Unfortunately, cue sheets aren’t readily accessible from all the studios – they aren’t made public. There are no books compiling this data. Dedicated animation researchers and music historians who sometimes land in the right place at the right time can occasionally copy this material for reference purposes. Here are a few that come from the collections of Piet Schreuders and myself – from Warner Bros., MGM, Fleischer and Famous Studios – and a pair of odd sheets from the early 1930s: one adding music to a Mutt & Jeff (1926) silent, and one (below) to a later (1927) Felix The Cat film:


Click on thumbnails below to enlarge and read:

cue_sheet_MGM cue_sheet_crackpot quail
swing_school_cue sheepshape_cue

Popeye_cue cue_sheet_mutt_jeff


  • Just in case someone misinterprets these, cue sheets were usually prepared when the cartoon was completely finished, well after the cartoon’s soundtrack had been recorded.

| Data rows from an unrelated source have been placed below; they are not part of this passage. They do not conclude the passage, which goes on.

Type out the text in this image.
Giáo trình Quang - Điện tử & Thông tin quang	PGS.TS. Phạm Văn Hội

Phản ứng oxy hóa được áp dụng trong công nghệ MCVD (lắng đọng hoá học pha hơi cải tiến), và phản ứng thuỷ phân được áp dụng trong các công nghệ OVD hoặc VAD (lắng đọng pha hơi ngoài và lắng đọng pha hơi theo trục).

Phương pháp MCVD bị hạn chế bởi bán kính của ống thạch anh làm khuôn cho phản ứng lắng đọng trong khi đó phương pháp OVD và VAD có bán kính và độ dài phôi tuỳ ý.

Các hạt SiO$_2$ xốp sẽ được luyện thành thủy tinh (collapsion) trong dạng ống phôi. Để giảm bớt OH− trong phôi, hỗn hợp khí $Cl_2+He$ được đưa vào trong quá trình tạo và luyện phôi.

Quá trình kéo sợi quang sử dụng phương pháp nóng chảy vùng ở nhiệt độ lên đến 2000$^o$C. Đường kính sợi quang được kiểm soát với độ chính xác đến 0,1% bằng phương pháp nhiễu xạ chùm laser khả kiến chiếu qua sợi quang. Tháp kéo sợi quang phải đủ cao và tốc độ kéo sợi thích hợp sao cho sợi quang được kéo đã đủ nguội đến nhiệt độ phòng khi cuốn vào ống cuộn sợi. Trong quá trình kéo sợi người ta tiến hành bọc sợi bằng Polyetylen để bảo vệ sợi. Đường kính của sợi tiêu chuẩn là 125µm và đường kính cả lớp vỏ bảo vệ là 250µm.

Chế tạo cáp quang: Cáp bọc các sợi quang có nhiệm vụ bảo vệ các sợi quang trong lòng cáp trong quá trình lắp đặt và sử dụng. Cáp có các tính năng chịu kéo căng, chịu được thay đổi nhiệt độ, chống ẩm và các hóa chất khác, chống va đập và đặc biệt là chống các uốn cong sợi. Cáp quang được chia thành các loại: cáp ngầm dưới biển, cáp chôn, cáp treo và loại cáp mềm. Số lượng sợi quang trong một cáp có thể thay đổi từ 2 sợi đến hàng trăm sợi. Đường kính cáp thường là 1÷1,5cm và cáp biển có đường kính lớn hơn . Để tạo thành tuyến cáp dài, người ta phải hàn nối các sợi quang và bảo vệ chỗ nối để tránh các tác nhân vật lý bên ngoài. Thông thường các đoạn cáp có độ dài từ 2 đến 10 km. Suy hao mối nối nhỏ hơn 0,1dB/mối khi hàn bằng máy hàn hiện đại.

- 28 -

Just look at the date of Feb. 27, 1941 on the cue sheet for CRACKPOT QUAIL – twelve days after its release date.

  • Quirky, but interesting.

  • Interesting that even the original tunes by Carl Stalling (that is, a cue not based on an existing song) were given song names. Before seeing this, I would’ve assumed they would’ve just said a generic “[original music by Carl Stalling]” instead.

    Unfortunately without easy access to these cue sheets, the main way us fans can identify a previously unknown song is if we happen to get lucky during a search for old timey music. That’s how I discovered the title card for “The Ducksters”; I just stumbled upon it one day while sampling Doris Day recordings.